The Lean Startup by Eric Ries

When I went on my first book ‘shopping spree’ of 2018 to find some promising reading material to prepare me for my transition from corporate to startup life, one of the few books that kept coming up in most ‘best-of’ lists was The Lean Startup.

Written by Eric Ries and first published in 2011, it lays out a scientific approach to new business building with the ambition of helping aspiring founders decrease waste and improve their chances of success. Ries has previously worked on quite a few startups and liberally shares from his experience as the CTO and co-founder at IMVU and as advisor to many other startups (including some rather well known ones like Dropbox).

Key ideas:

  • Validated learning: Ries argues in favor of a new goal for startups operating under conditions of extreme uncertainty – validated learning. This means empirically discovering valuable truths about the business prospects of the company by measuring what’s really going on, especially around actual customer needs.
  • Core assumptions: To get to validated learning, we should state our hypotheses clearly in advance and then test them. The two main hypotheses for most startups are the value hypothesis (will, and if yes, how will a new product or service deliver value to its customers) and the growth hypothesis (how will new customers discover the product or service).
  • Build-Measure-Learn feedback loop: A key theme is getting to real-world evidence fast by completing something Ries calls the ‘Build-Measure-Learn’ feedback loop. This is also where the idea of the minimum viable product (MVP) is introduced – a concept that’s by now penetrated corporate thinking quite successfully. The goal behind an MVP is building a version of a new product that can go through the full feedback loop as quickly as possible and thus generate the desired evidence.
  • Innovation accounting: Linked to the feedback loop is the concept of ‘innovation accounting’. Ries proposes a new kind of accounting for startups to replace traditional accounting (which is not really appropriate for a startup setting). The first step towards innovation accounting is to quickly build an MVP and establish a baseline for actionable metrics. After this comes ‘tuning the engine’ by rapidly and continuously optimizing the product aiming at improving those metrics. In the third step comes the moment of truth: pivot (i.e., adjust the strategy) or persevere. For all of these metrics, we should ideally use cohort analysis (looking at each batch of new customers as they come in) instead of traditional gross metrics.
  • Engines of growth: Diving a bit deeper into the growth hypothesis from above, the book outlines 3 main possible engines of growth. First, there’s ‘sticky growth’ which focuses on customer retention. Second, there’s ‘viral growth’ were every new customer acquires additional new customers for the company (resulting in a ‘viral loop’). Finally, there’s paid growth which works if acquisition costs are smaller than a new customer’s lifetime value.
  • Fives Whys: As a new business grows, the balance between continued speed and fixing newly developing problems requires a new approach to maintain the agility and responsiveness that comes with the methods presented. Here, the Lean principle of asking ‘why’ 5 times is introduced. This allows for identifying human root causes behind seemingly technical problems. By making ‘proportional investments’ into fixing problems (depending on how much pain an issue causes), a startup can stay nimble as it grows.
  • Innovation sandboxes: In the end, Ries also discusses how to get the Lean Startup principles into a corporate environment and develop new business while protecting the existing core business as much as necessary. His favored setup are clearly defined innovation sandboxes where ever increasing aspects of a product or service (he uses the example of the pricing page in a sales process) are exposed to the new methods.

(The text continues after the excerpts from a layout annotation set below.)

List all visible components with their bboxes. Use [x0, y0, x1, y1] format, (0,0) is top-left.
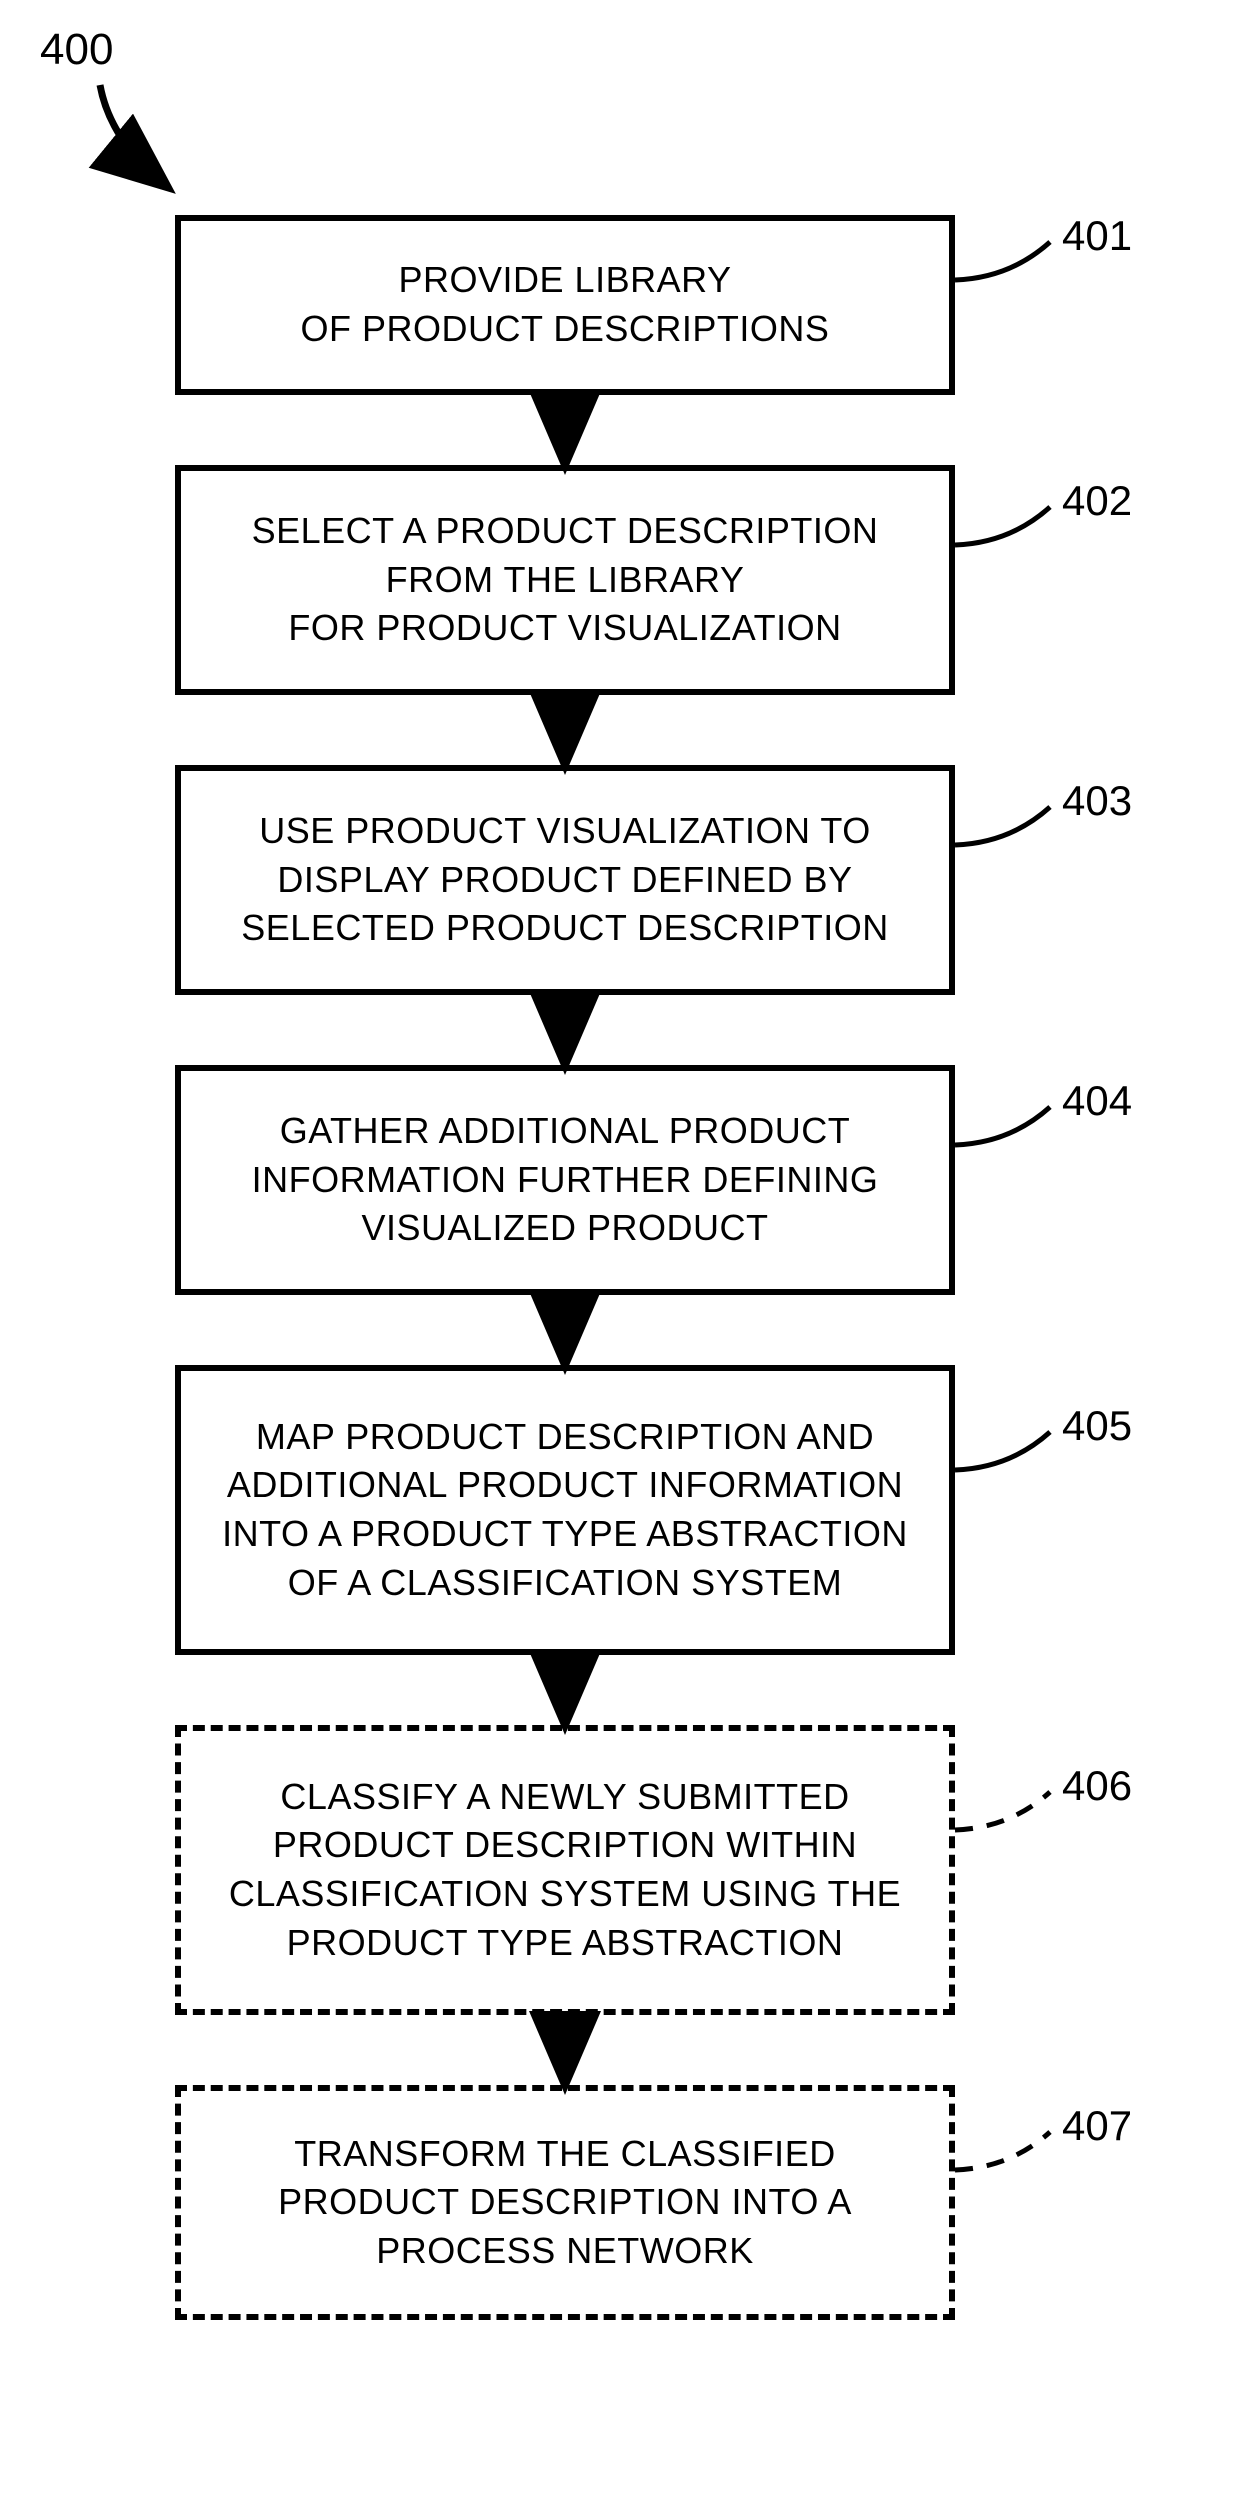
flowchart-canvas: 400 PROVIDE LIBRARYOF PRODUCT DESCRIPTIO… — [0, 0, 1245, 2509]
callout-curve-403 — [955, 807, 1050, 845]
callout-curve-405 — [955, 1432, 1050, 1470]
callout-curve-406 — [955, 1792, 1050, 1830]
callout-label-405: 405 — [1062, 1402, 1132, 1450]
callout-label-401: 401 — [1062, 212, 1132, 260]
callout-label-407: 407 — [1062, 2102, 1132, 2150]
callout-curve-401 — [955, 242, 1050, 280]
overlay-svg — [0, 0, 1245, 2509]
callout-label-406: 406 — [1062, 1762, 1132, 1810]
callout-label-407-text: 407 — [1062, 2102, 1132, 2149]
callout-curve-407 — [955, 2132, 1050, 2170]
callout-label-404-text: 404 — [1062, 1077, 1132, 1124]
callout-label-403: 403 — [1062, 777, 1132, 825]
callout-curve-404 — [955, 1107, 1050, 1145]
callout-label-402-text: 402 — [1062, 477, 1132, 524]
callout-label-405-text: 405 — [1062, 1402, 1132, 1449]
callout-curve-402 — [955, 507, 1050, 545]
callout-label-401-text: 401 — [1062, 212, 1132, 259]
callout-label-404: 404 — [1062, 1077, 1132, 1125]
callout-label-402: 402 — [1062, 477, 1132, 525]
callout-label-406-text: 406 — [1062, 1762, 1132, 1809]
callout-label-403-text: 403 — [1062, 777, 1132, 824]
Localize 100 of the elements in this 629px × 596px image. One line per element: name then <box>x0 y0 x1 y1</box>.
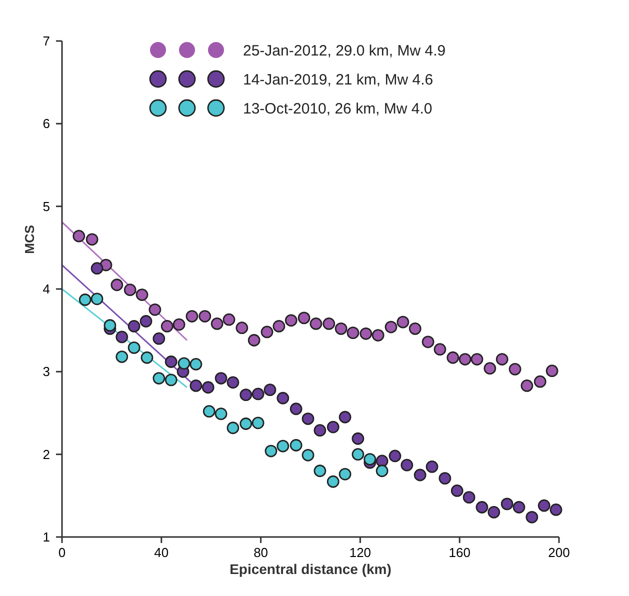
point <box>190 380 202 392</box>
point <box>314 464 326 478</box>
point <box>124 284 136 296</box>
point <box>458 353 472 366</box>
point <box>546 364 558 378</box>
point <box>408 322 422 335</box>
point <box>164 374 178 386</box>
point <box>326 475 340 488</box>
point <box>302 412 314 425</box>
point <box>198 310 212 322</box>
point <box>376 454 388 468</box>
point <box>426 460 438 473</box>
point <box>272 320 286 332</box>
point <box>104 319 116 332</box>
point <box>152 332 166 345</box>
legend-label: 14-Jan-2019, 21 km, Mw 4.6 <box>243 71 434 88</box>
point <box>136 288 148 301</box>
point <box>178 357 190 370</box>
point <box>438 472 452 485</box>
x-tick-label: 200 <box>548 545 570 560</box>
point <box>264 384 276 396</box>
point <box>334 322 348 335</box>
point <box>352 448 364 461</box>
point <box>388 450 402 462</box>
point <box>148 303 162 316</box>
point <box>202 405 216 418</box>
point <box>338 410 352 424</box>
point <box>214 372 228 384</box>
point <box>526 510 538 524</box>
point <box>264 444 278 458</box>
point <box>140 351 154 364</box>
point <box>214 408 228 420</box>
point <box>422 336 434 348</box>
y-tick-label: 3 <box>42 364 50 380</box>
point <box>202 381 214 394</box>
point <box>534 375 546 388</box>
point <box>290 439 302 452</box>
point <box>500 498 514 510</box>
point <box>338 468 352 480</box>
point <box>140 315 152 328</box>
point <box>450 484 464 497</box>
x-axis-title: Epicentral distance (km) <box>230 561 392 577</box>
point <box>290 402 302 416</box>
y-tick-label: 5 <box>42 198 50 214</box>
point <box>164 356 178 368</box>
point <box>538 499 550 512</box>
point <box>90 262 104 275</box>
point <box>284 314 298 327</box>
point <box>352 432 364 445</box>
point <box>260 326 274 338</box>
point <box>240 418 252 430</box>
legend-label: 13-Oct-2010, 26 km, Mw 4.0 <box>243 100 432 118</box>
point <box>72 230 86 242</box>
point <box>462 491 476 504</box>
point <box>484 362 496 375</box>
point <box>222 313 236 326</box>
point <box>372 329 384 342</box>
point <box>434 343 446 356</box>
y-tick-label: 4 <box>42 282 50 297</box>
point <box>186 310 198 322</box>
point <box>160 320 174 332</box>
point <box>302 448 314 462</box>
y-tick-label: 1 <box>42 530 50 545</box>
point <box>470 353 484 366</box>
point <box>346 326 360 340</box>
point <box>240 388 252 402</box>
point <box>86 233 98 246</box>
point <box>172 318 186 331</box>
point <box>276 440 290 452</box>
point <box>400 458 414 472</box>
y-tick-label: 7 <box>42 34 50 49</box>
point <box>152 372 166 384</box>
point <box>360 327 372 340</box>
point <box>276 392 290 404</box>
point <box>496 353 508 366</box>
point <box>414 468 426 482</box>
point <box>128 341 140 354</box>
point <box>236 322 248 334</box>
point <box>322 318 336 330</box>
point <box>78 294 92 306</box>
point <box>298 312 310 324</box>
point <box>248 334 260 346</box>
x-tick-label: 80 <box>254 545 268 560</box>
point <box>326 420 340 434</box>
y-axis-title: MCS <box>22 224 37 254</box>
point <box>364 453 376 466</box>
point <box>488 506 500 518</box>
point <box>314 424 326 437</box>
point <box>116 330 128 344</box>
point <box>116 350 128 363</box>
point <box>550 504 562 516</box>
point <box>384 320 398 334</box>
point <box>252 416 264 430</box>
point <box>508 362 522 376</box>
point <box>446 351 460 364</box>
point <box>210 318 224 330</box>
point <box>376 464 388 478</box>
point <box>252 388 264 400</box>
point <box>476 501 488 514</box>
point <box>226 376 240 389</box>
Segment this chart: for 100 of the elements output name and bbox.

I’ve come across many of the concepts of The Lean Startup in the past few years – testament to the exceptional success the book and its ideas have enjoyed. At the same time, reading them in the original context and with vibrant examples did add quite a bit to my own understanding. I’m convinced I’ll be able to quickly apply many things, especially around testing leap-of-faith assumptions and cohort analyses. The latter comes somewhat unnaturally to classically trained managers and I remember quite a tough time trying to get them implemented and used at my last role.

The only bits that seemed a bit less thought through came in the end with the prescriptions (e.g., for expansive research programs). While I liked some ideas (such as the overall approach of a long-term stock market), I wasn’t fully convinced.

Would I read it again: Yes.

Recommended for: Entrepreneurs (or ‘innovation managers’) both in startups as well as established corporates.